F1 | Sabbatini: “La Ferrari ha un potenziale sconosciuto ai tecnici”

Il weekend di Silverstone ha generato tanti temi su cui discutere, tra cui le prestazioni Ferrari. Ospite a Pit Talk il giornalista Alberto Sabbatini, ci dà la sua visione sul potenziale Ferrari emerso nell’ultimo GP.

“Le chiavi della bella gara Ferrari? Sicuramente il fatto che c’è stata una sola sessione di libere e quindi la Ferrari è stata brava in poco tempo a trovare l’assetto giusto. Poi il fatto che Leclerc ha corso con aria pulita, evidentemente quella macchina senza qualcuno davanti che ti da fastidio e ti condiziona la temperatura delle gomme, ha un potenziale sconosciuto agli stessi tecnici e piloti.”

Sabbatini attribuisce il merito a vari fattori. Spesso abbiamo visto una Ferrari in difficoltà con il setup quest’anno, la quale, senza il giusto assetto, la monoposto presentava non pochi problemi, come in Francia.
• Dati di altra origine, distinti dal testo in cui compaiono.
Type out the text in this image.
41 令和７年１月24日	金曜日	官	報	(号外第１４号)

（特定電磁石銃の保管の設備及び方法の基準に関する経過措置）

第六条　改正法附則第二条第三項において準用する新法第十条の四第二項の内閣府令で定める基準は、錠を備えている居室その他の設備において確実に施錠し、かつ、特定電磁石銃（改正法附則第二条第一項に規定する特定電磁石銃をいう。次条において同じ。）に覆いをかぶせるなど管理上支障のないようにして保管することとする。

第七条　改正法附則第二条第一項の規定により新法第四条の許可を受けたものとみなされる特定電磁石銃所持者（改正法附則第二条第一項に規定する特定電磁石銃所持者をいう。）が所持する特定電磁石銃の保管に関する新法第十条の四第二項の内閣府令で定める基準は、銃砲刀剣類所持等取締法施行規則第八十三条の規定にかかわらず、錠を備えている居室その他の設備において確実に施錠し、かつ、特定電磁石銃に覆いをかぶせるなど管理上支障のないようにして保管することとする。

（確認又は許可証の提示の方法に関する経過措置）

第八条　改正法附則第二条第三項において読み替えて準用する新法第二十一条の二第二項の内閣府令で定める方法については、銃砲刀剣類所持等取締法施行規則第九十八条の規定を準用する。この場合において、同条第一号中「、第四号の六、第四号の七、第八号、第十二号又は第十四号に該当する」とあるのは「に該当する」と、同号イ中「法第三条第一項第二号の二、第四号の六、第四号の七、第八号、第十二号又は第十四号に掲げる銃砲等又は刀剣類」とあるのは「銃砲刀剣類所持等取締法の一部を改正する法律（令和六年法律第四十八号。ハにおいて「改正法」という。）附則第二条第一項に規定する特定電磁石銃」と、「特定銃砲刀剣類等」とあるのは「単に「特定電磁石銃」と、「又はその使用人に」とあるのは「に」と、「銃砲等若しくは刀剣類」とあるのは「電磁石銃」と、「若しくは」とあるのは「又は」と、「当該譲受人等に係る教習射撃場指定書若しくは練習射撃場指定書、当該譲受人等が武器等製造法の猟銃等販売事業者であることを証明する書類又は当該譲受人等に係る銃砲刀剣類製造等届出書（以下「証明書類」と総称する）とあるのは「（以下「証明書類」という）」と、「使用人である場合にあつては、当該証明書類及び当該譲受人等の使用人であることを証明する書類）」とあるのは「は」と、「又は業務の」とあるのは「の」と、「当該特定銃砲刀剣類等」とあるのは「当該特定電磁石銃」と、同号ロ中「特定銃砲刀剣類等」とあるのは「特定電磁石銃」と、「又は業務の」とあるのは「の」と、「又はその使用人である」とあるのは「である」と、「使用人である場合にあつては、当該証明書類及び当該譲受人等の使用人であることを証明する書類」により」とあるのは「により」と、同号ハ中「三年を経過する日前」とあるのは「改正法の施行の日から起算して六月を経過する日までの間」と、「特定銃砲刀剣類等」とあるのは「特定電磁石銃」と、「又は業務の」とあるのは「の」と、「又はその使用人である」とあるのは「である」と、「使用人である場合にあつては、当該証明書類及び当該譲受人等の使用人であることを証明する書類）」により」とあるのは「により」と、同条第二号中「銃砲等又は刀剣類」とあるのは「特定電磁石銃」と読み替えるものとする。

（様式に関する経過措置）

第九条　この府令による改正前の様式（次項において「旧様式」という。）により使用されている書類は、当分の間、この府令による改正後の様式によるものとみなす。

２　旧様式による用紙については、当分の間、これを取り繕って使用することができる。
Leclerc è sembrato essere a suo agio con la monoposto, guidando anche sopra i ritmi Mercedes con la gomma media. Le gomme non hanno creato problemi in una pista dispendiosa come Silverstone, ed è un dato da non sottovalutare a Maranello. Questa SF21 sembra poter dare molto più di quanto gli ingegneri stessi immaginino.

“Sappiamo che la Ferrari è una macchina da curve lente, con buona motricità e scarsa velocità sul dritto. Se la macchina è andata bene a Silverstone è un concorso di tutti questi motivi. Sainz quando ha raggiunto Ricciardo, si è plafonato sui suoi tempi nonostante di passo fosse 1” più veloce!”

Una serie di situazioni si sono messe a favore per la scuderia di Maranello, però non si può negare che la monoposto abbia fatto vedere grandi cose. La scarsa velocità sul dritto ha però messo i bastoni tra le ruote alla rossa. A causa di questo gap è stato impossibile per Leclerc tenere a bada il martellante Hamilton e a Sainz di scavalcare Ricciardo nonostante fosse più veloce, entrambi davanti a due monoposto motorizzate Mercedes.

Nel corso di 10 GP la SF21 ha vestito panni continuamente differenti. Da monoposto in crescita a monoposto performante solo sui circuti lenti. L’enigmatica SF21 è la principale causa dei risultati altalenanti della Ferrari, che è poco performante quando non dovrebbe e superiore alle aspettative nei circuiti non adatti alle sue caratteristiche.

Devono ancora trovare la quadra a Maranello o lasceranno il mondo come sta? Evidentemente in fabbrica continuano a “NON capire“.